Selon leur profil et leur niveau d’expérience, ces derniers vont donc généralement suivre deux voies distinctes. Pour les joueurs les plus expérimentés, une incorporation rapide dans le onze de départ avec un apport quasi-immédiat dans les performances de l’équipe a été le schéma le plus observé jusque-là. Nous pouvons ainsi citer les exemples de Abdelkader Bedrane, Abderraouf Benguit, et Ilyes Chetti à l’Espérance de Tunis, mais également celui de Houcine Benayada, tout juste arrivé à l’Etoile du Sahel et qui a montré très rapidement qu’il pouvait être un élément important du onze de Lassad Dridi.

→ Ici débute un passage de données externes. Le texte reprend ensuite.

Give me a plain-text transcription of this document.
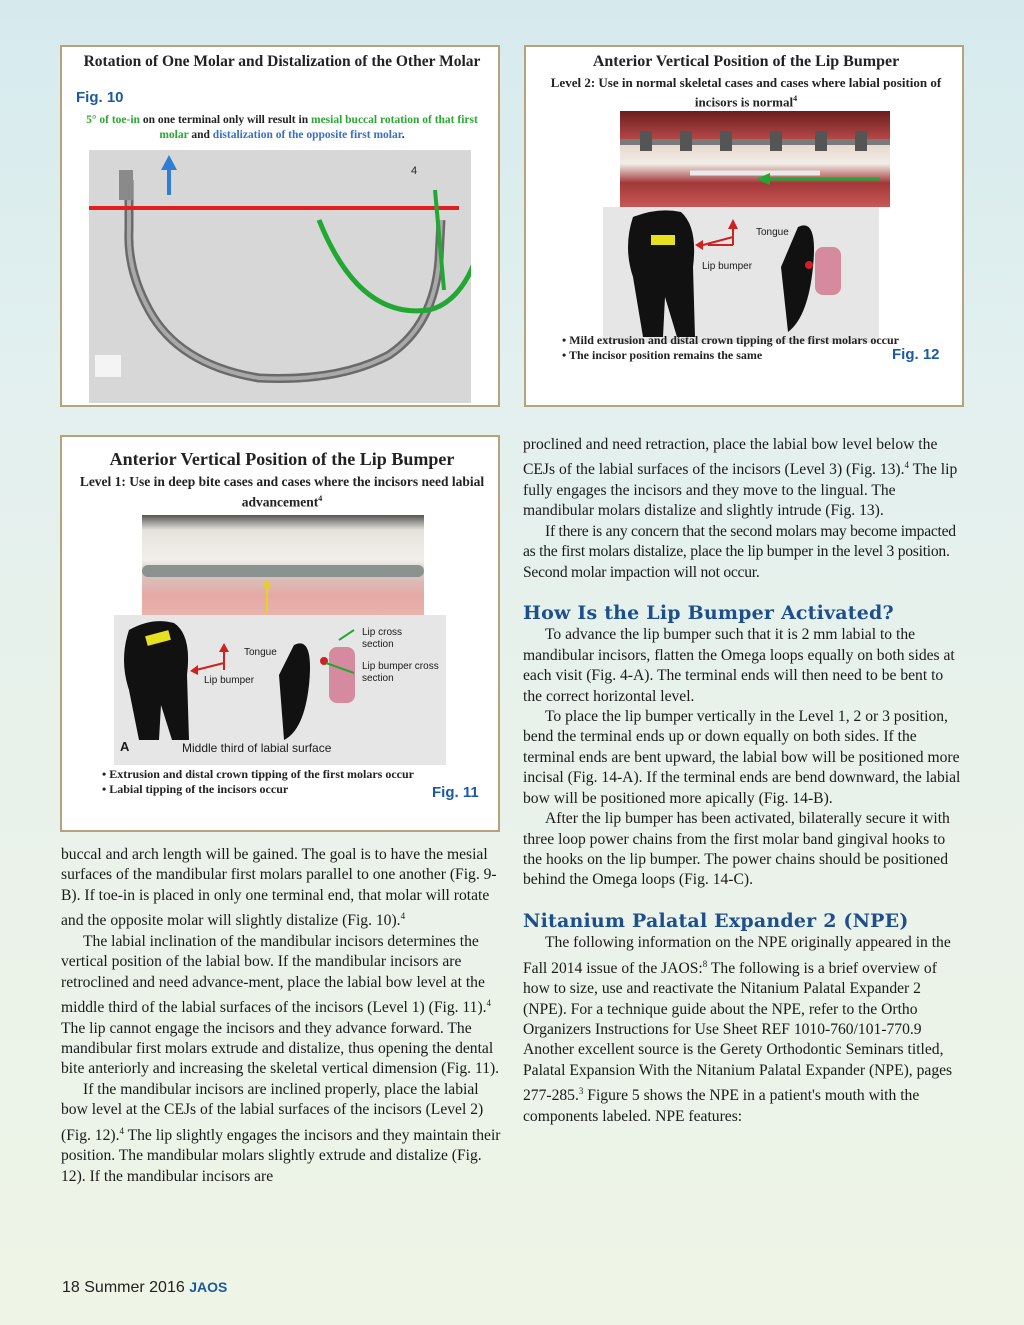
Rotation of One Molar and Distalization of the Other Molar
Fig. 10
5° of toe-in on one terminal only will result in mesial buccal rotation of that first molar and distalization of the opposite first molar.
4
Anterior Vertical Position of the Lip Bumper
Level 2: Use in normal skeletal cases and cases where labial position of incisors is normal$^4$
Tongue
Lip bumper
• Mild extrusion and distal crown tipping of the first molars occur
• The incisor position remains the same	Fig. 12
Anterior Vertical Position of the Lip Bumper
Level 1: Use in deep bite cases and cases where the incisors need labial advancement$^4$
Tongue
Lip bumper
Lip cross section
Lip bumper cross section
A	Middle third of labial surface
• Extrusion and distal crown tipping of the first molars occur
• Labial tipping of the incisors occur	Fig. 11

buccal and arch length will be gained. The goal is to have the mesial surfaces of the mandibular first molars parallel to one another (Fig. 9-B). If toe-in is placed in only one terminal end, that molar will rotate and the opposite molar will slightly distalize (Fig. 10).$^4$

The labial inclination of the mandibular incisors determines the vertical position of the labial bow. If the mandibular incisors are retroclined and need advance-ment, place the labial bow level at the middle third of the labial surfaces of the incisors (Level 1) (Fig. 11).$^4$ The lip cannot engage the incisors and they advance forward. The mandibular first molars extrude and distalize, thus opening the dental bite anteriorly and increasing the skeletal vertical dimension (Fig. 11).

If the mandibular incisors are inclined properly, place the labial bow level at the CEJs of the labial surfaces of the incisors (Level 2) (Fig. 12).$^4$ The lip slightly engages the incisors and they maintain their position. The mandibular molars slightly extrude and distalize (Fig. 12). If the mandibular incisors are

proclined and need retraction, place the labial bow level below the CEJs of the labial surfaces of the incisors (Level 3) (Fig. 13).$^4$ The lip fully engages the incisors and they move to the lingual. The mandibular molars distalize and slightly intrude (Fig. 13).

If there is any concern that the second molars may become impacted as the first molars distalize, place the lip bumper in the level 3 position. Second molar impaction will not occur.

How Is the Lip Bumper Activated?

To advance the lip bumper such that it is 2 mm labial to the mandibular incisors, flatten the Omega loops equally on both sides at each visit (Fig. 4-A). The terminal ends will then need to be bent to the correct horizontal level.

To place the lip bumper vertically in the Level 1, 2 or 3 position, bend the terminal ends up or down equally on both sides. If the terminal ends are bent upward, the labial bow will be positioned more incisal (Fig. 14-A). If the terminal ends are bend downward, the labial bow will be positioned more apically (Fig. 14-B).

After the lip bumper has been activated, bilaterally secure it with three loop power chains from the first molar band gingival hooks to the hooks on the lip bumper. The power chains should be positioned behind the Omega loops (Fig. 14-C).

Nitanium Palatal Expander 2 (NPE)

The following information on the NPE originally appeared in the Fall 2014 issue of the JAOS:$^8$ The following is a brief overview of how to size, use and reactivate the Nitanium Palatal Expander 2 (NPE). For a technique guide about the NPE, refer to the Ortho Organizers Instructions for Use Sheet REF 1010-760/101-770.9 Another excellent source is the Gerety Orthodontic Seminars titled, Palatal Expansion With the Nitanium Palatal Expander (NPE), pages 277-285.$^3$ Figure 5 shows the NPE in a patient's mouth with the components labeled. NPE features:

18 Summer 2016 JAOS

Pour les éléments les plus jeunes, une certaine période d’adaptation leur est accordée, et c’est une incorporation progressive dans l’équipe qui est privilégiée, avec des joueurs s’inscrivant davantage dans la rotation. Les cas de Mohamed Amine Tougai (ES Tunis) et Redouane Zerdoum (ES Sahel) sont les plus parlants : arrivés d’Algérie avec le statut de grands espoirs lors du même mercato d’hiver 2020, ces deux éléments ont très peu joué lors de leurs premiers mois. Alors que Tougai commençait à enchainer les matchs avec le club de la capitale avant qu’une blessure au talon ne l’éloigne des terrains, Zerdoum avait quant à lui débuter la saison en tant que titulaire, avant que l’arrivée d’un nouvel entraineur ne redistribue les cartes, l’obligeant une nouvelle fois à gagner sa place au sein d’une équipe à la concurrence extrêmement rude. Même si tout reste donc à prouver pour ces jeunes éléments, il existe peu de doute quant à leur talent et leur capacité à réussir au sein de la LP1.

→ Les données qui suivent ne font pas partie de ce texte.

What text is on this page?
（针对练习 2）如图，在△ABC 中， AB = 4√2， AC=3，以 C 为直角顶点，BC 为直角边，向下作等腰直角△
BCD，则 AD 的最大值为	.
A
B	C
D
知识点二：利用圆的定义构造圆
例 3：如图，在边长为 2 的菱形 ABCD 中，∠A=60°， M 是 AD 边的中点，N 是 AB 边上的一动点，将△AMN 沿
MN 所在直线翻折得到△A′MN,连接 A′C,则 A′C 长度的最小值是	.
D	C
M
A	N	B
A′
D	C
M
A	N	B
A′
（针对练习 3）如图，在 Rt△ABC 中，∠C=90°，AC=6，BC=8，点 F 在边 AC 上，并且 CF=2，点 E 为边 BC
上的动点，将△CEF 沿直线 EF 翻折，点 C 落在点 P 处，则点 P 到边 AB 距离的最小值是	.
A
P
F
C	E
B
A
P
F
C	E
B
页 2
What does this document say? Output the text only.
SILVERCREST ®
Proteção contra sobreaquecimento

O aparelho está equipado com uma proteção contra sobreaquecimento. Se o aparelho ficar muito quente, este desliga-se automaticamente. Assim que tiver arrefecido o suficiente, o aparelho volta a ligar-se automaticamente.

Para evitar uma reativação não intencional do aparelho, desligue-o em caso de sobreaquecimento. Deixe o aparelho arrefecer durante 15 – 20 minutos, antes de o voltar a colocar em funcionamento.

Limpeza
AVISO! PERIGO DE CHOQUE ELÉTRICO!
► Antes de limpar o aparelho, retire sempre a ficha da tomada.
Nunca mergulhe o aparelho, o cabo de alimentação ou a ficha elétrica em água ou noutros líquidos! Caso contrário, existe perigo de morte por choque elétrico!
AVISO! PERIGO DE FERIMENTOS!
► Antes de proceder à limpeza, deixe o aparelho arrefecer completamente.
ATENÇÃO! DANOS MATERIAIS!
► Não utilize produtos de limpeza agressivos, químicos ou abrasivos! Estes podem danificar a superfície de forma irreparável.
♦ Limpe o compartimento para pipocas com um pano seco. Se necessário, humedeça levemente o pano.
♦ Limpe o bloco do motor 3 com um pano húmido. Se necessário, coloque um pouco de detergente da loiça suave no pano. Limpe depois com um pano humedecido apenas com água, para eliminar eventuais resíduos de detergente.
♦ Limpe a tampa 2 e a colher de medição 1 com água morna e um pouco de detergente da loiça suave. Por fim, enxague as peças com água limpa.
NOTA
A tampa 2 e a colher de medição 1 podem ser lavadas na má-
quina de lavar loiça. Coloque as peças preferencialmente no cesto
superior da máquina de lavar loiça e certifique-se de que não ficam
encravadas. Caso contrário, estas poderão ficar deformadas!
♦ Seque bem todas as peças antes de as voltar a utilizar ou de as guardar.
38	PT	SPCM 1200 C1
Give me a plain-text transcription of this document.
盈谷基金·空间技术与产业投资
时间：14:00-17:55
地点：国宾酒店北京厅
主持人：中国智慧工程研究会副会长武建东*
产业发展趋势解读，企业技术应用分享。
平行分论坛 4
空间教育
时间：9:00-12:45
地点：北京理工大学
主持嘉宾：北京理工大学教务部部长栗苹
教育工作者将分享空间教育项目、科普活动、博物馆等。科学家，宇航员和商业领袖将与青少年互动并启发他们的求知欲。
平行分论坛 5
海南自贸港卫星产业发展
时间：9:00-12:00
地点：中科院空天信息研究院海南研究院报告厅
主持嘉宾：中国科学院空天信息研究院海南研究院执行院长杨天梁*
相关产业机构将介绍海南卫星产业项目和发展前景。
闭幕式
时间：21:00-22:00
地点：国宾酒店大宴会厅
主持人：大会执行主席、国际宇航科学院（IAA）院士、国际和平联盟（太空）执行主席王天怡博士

Les clubs tunisiens bénéficient alors généralement de joueurs qui, dans le meilleur des cas, auront un apport immédiat sur les performances de l’équipe, ou bien constitueront des espoirs sur lesquelles l’investissement s’inscrit davantage sur un long terme. Les erreurs de casting sont quant à elles plus rares, même si bien existantes, comme dans toute stratégie de recrutement. Ces dernières concernent néanmoins davantage des clubs ne jouant pas les premiers rôle dans le championnat tunisien, qui bénéficient de moins de moyens et qui ont donc une marge d’erreur plus importante, ne pouvant s’offrir les joueurs les plus cotés de la Ligue 1 algérienne. La question de la hausse de la compétitivité des clubs tunisiens à travers cette stratégie de recrutement bénéficie donc déjà de certaines pistes de réponse, seulement deux ans après le changement du règlement relatif aux joueurs étrangers.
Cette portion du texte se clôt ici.